FINANCIAL SECTOR DEVELOPMENT AND AGRICULTURAL OUTPUT IN NIGERIA – Caleb University Journal

FINANCIAL SECTOR DEVELOPMENT AND AGRICULTURAL OUTPUT IN NIGERIA

Publication Date : 16-12-2024

DOI: 10.26772/cijds-2024-07-02-03


Author(s) :

Aroyewun, Bola Olatunbosun, Olakunle, Habeebulahi Akintola, Akintola, Abolade Francis.


Volume/Issue :
Volume 7
,
Issue 2
(12 - 2024)



Abstract :

This paper investigated the impact of financial sector development on agricultural output from 1981 to 2023 both in the short and the long run. The descriptive statistics and stationarity tests were conducted prior to the long run test using the Johansen cointegration and the Vector Error Correction Model (VECM). The Johansen test showed evidence of long run causality among the variables in the model.
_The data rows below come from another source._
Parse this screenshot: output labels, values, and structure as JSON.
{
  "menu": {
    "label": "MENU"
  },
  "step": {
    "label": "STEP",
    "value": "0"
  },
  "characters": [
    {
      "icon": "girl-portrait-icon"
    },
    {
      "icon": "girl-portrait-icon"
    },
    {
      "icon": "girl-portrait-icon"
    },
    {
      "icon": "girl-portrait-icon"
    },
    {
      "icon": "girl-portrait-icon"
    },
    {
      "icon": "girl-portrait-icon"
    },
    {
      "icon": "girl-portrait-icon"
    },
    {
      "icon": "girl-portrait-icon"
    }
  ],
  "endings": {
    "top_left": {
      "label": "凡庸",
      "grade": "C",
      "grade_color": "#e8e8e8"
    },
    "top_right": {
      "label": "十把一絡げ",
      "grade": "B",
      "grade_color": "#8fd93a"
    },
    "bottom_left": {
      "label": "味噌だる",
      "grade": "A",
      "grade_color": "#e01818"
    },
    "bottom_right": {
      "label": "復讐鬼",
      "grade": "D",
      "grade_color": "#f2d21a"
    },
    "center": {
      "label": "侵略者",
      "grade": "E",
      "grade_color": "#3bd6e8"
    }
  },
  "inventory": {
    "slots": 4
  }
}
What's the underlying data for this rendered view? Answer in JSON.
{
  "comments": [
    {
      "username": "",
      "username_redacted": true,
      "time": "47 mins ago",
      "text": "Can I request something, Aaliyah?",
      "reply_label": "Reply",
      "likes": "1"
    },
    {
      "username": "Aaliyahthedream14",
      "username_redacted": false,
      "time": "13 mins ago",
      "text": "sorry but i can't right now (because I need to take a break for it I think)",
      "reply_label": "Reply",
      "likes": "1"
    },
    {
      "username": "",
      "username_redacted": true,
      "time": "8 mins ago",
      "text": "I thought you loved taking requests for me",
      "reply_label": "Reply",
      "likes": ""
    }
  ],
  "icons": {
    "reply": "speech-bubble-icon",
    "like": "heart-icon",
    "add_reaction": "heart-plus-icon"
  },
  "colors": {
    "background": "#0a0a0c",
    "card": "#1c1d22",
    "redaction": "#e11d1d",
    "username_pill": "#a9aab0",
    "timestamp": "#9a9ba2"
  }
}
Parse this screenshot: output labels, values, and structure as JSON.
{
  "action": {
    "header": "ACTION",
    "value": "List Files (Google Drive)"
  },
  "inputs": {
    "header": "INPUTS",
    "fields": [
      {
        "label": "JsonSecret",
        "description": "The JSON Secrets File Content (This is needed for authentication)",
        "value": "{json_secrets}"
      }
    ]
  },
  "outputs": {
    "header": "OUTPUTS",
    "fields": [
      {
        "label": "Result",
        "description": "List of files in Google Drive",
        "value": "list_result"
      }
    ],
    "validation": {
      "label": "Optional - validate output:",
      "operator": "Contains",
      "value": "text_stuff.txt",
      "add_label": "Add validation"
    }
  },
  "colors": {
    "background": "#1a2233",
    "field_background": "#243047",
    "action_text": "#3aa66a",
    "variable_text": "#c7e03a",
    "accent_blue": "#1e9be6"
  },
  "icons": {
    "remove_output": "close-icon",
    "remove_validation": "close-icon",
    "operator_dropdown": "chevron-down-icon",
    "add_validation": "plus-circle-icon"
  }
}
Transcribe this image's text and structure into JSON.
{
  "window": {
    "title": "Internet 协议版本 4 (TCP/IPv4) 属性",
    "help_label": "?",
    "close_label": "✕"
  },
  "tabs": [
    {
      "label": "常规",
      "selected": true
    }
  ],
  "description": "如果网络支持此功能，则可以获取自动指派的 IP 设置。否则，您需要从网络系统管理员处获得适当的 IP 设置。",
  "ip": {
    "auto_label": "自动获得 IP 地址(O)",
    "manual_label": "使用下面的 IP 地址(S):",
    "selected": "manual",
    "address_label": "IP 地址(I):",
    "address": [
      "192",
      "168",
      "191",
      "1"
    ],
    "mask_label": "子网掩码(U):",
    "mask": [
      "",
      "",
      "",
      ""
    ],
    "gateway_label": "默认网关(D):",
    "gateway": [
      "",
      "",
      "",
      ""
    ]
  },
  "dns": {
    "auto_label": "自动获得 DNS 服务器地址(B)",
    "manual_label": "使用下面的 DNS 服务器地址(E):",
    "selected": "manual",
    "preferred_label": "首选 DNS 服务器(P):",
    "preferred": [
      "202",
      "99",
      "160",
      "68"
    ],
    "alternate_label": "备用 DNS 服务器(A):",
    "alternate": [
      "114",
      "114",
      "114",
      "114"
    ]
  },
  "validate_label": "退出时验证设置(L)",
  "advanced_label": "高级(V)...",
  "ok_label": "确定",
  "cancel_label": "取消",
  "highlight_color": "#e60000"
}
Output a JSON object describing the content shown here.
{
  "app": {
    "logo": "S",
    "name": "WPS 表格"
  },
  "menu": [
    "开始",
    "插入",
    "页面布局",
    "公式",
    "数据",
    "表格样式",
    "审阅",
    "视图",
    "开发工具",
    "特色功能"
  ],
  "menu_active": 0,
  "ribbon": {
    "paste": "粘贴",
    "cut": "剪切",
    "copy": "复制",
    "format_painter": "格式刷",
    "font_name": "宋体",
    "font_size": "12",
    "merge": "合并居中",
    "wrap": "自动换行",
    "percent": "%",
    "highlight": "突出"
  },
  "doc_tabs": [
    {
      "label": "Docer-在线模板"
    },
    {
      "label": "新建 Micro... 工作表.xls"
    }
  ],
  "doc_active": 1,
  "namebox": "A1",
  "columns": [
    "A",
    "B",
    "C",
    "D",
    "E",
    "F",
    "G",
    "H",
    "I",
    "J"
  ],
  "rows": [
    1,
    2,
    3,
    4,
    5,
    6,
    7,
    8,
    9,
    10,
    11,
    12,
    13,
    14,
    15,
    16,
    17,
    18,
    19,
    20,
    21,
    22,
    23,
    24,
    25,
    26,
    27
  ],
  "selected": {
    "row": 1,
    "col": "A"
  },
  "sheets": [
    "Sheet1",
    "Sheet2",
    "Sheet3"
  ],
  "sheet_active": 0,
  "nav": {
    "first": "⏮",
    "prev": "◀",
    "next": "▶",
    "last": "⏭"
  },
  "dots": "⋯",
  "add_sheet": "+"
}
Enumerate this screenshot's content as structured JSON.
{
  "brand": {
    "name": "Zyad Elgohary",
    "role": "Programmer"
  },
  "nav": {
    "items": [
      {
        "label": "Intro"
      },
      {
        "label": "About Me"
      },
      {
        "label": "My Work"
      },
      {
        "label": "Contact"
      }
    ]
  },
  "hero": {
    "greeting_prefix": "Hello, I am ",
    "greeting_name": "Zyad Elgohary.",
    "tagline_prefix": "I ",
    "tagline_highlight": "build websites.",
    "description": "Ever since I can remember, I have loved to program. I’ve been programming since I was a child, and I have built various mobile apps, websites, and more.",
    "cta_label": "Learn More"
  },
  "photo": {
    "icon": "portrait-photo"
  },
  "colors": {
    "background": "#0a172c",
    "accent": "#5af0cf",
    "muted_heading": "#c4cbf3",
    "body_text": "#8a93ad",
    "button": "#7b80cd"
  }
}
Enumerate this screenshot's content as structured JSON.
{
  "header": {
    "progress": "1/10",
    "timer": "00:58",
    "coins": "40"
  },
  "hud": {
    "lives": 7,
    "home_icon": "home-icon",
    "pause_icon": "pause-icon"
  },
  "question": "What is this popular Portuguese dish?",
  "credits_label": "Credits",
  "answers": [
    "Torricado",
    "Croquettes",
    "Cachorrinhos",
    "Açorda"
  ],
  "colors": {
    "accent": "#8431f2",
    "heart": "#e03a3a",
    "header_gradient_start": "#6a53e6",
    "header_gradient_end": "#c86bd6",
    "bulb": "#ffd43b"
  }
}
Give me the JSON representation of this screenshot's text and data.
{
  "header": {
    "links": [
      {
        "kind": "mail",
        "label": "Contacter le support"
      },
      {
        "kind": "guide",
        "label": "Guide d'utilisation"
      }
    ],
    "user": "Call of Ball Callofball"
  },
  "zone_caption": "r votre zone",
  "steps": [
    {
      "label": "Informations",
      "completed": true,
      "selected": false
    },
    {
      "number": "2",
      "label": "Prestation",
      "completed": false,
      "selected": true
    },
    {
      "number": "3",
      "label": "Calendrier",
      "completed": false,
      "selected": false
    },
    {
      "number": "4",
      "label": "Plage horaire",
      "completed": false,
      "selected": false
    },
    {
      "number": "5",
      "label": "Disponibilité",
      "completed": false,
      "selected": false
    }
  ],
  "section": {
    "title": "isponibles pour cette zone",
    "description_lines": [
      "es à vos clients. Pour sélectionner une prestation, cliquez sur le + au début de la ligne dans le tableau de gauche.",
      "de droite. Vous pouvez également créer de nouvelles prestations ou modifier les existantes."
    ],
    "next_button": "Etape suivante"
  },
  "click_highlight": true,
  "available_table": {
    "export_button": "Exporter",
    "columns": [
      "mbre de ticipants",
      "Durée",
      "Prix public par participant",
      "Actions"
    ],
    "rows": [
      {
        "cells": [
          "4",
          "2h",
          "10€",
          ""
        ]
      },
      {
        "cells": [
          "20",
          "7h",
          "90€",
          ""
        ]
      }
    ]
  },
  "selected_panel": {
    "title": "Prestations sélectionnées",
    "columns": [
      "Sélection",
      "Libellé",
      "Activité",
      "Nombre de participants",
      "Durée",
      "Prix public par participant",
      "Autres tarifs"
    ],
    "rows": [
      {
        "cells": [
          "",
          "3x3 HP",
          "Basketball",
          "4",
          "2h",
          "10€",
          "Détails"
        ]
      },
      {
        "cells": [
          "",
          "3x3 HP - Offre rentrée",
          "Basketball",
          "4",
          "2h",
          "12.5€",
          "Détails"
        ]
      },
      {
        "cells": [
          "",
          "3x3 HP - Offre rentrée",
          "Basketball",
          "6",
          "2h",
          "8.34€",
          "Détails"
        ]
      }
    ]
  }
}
The serial correlation and the heteroscedasticity tests were conducted in addition. The result revealed the presence of linkage between lending rate, exchange rate and agricultural output. Loan to private sector and loan to agricultural sector as a proxy of financial sector development positively affected agricultural output in the short run. In the long run, lending rate and loans to private sector were negatively related to agricultural output while loan to agricultural sector had positive effect on output. The positive effect was, however, insignificant in the long run. This implies that in addition to finance and credits, peripheral factors such as insecurity, poor infrastructure, supply chain disruptions and low productivity are pervasive in their influence on agricultural performance to agriculture in Nigeria over the long term. The study recommended that the Central Bank of Nigeria through its monetary policy tools should ensure loans through the deposit banks are made accessible to genuine and credit worthy farmers at the lowest possible cost while addressing the insecurity issue.